Sweden Funds Holocaust Memorial Trips to Tackle Surging Anti-Semitism

Auschwitz
AFP/JANEK SKARZYNSKI

Sweden is funding trips for the nation’s youth to visit Holocaust memorial sites in an effort to tackle rising anti-Semitism in the Nordic nation.

Fifteen million kronor (1.4 million euros, $1.7 million) has been set aside for government projects over three years to educate young students about Nazi crimes against Jews, Roma communities and other groups.

“Nazism and racism are growing and spreading. We are therefore launching this investment so that more youth can be equipped with the knowledge to tackle the anti-democratic forces that are growing in Sweden,” Culture Minister Alice Bah Kuhnke said in a statement seen by AFP.

Sweden has faced increasingly heavy scrutiny of its immigration and integration policies after a series of shootings, grenade attacks and car bombings in Malmö, Gothenburg and Stockholm.

The country has received more immigrants relative to the size of its population than any other European country in recent years and many of the them have been Muslim.

The rise in anti-Semitism that has followed saw Jewish organisations issue travel warnings over Malmö, the southern Swedish city that has served as a gateway into the country for many immigrants and which has seen a growing number of anti-Semitic incidents.

Now the Swedish Committee Against Anti-Semitism will receive 12.8 million kronor to organise trips to Holocaust remembrance sites, and the Living History Forum, a public authority, is to offer educational tools and resources.

The latest move to ease tensions comes just five months after Sweden’s Prime Minister Stefan Lofven admitted his country has a problem with anti-Semitism in general and the attitudes of immigrants from the Middle East in particular.

As Breitbart Jerusalem reported, just three days before Mr.
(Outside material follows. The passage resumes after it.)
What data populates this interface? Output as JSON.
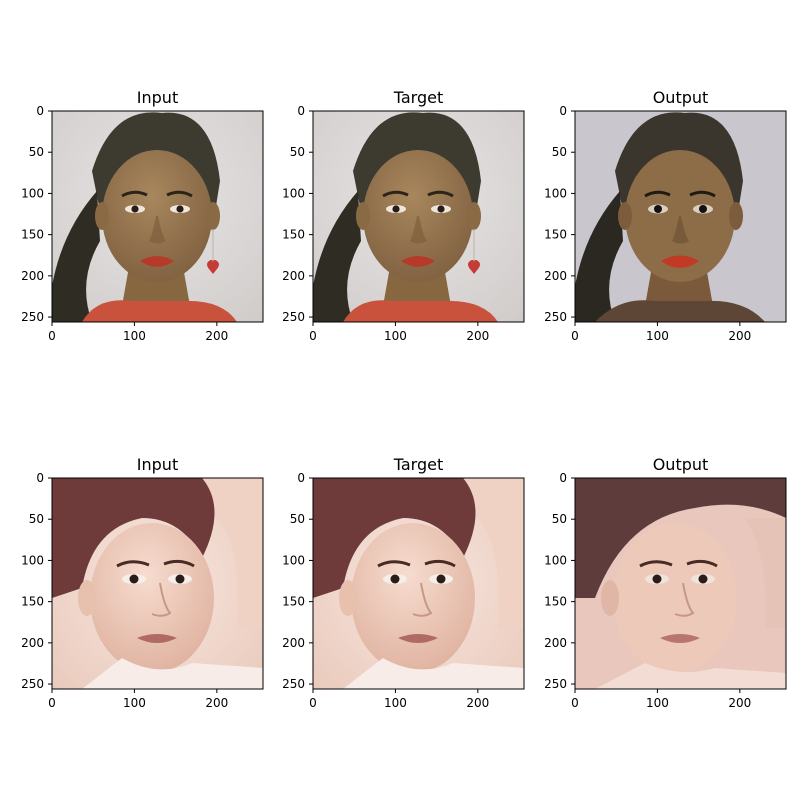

Lofven spoke last December, a group of around 20 masked men hurled firebombs at a Gothenburg synagogue, hours after an anti-Israel march in Sweden’s second largest city.

Chairman of the local Jewish Assembly Allan Stutzinsky reported that around 30 young people were attending a party at the synagogue during the attack, and fled to the basement for safety until police arrived. “There were dozens of masked people throwing burning objects into the courtyard,” he told local media, adding that rain that night helped prevent the building from catching fire.

A 1997 study found that 66 percent of Swedish secondary school students were unsure whether the Holocaust actually happened.

The Living History Forum, which was established in 2003 to provide accurate information in schools about the Holocaust, recently launched a similar study, the results of which will be released later this year.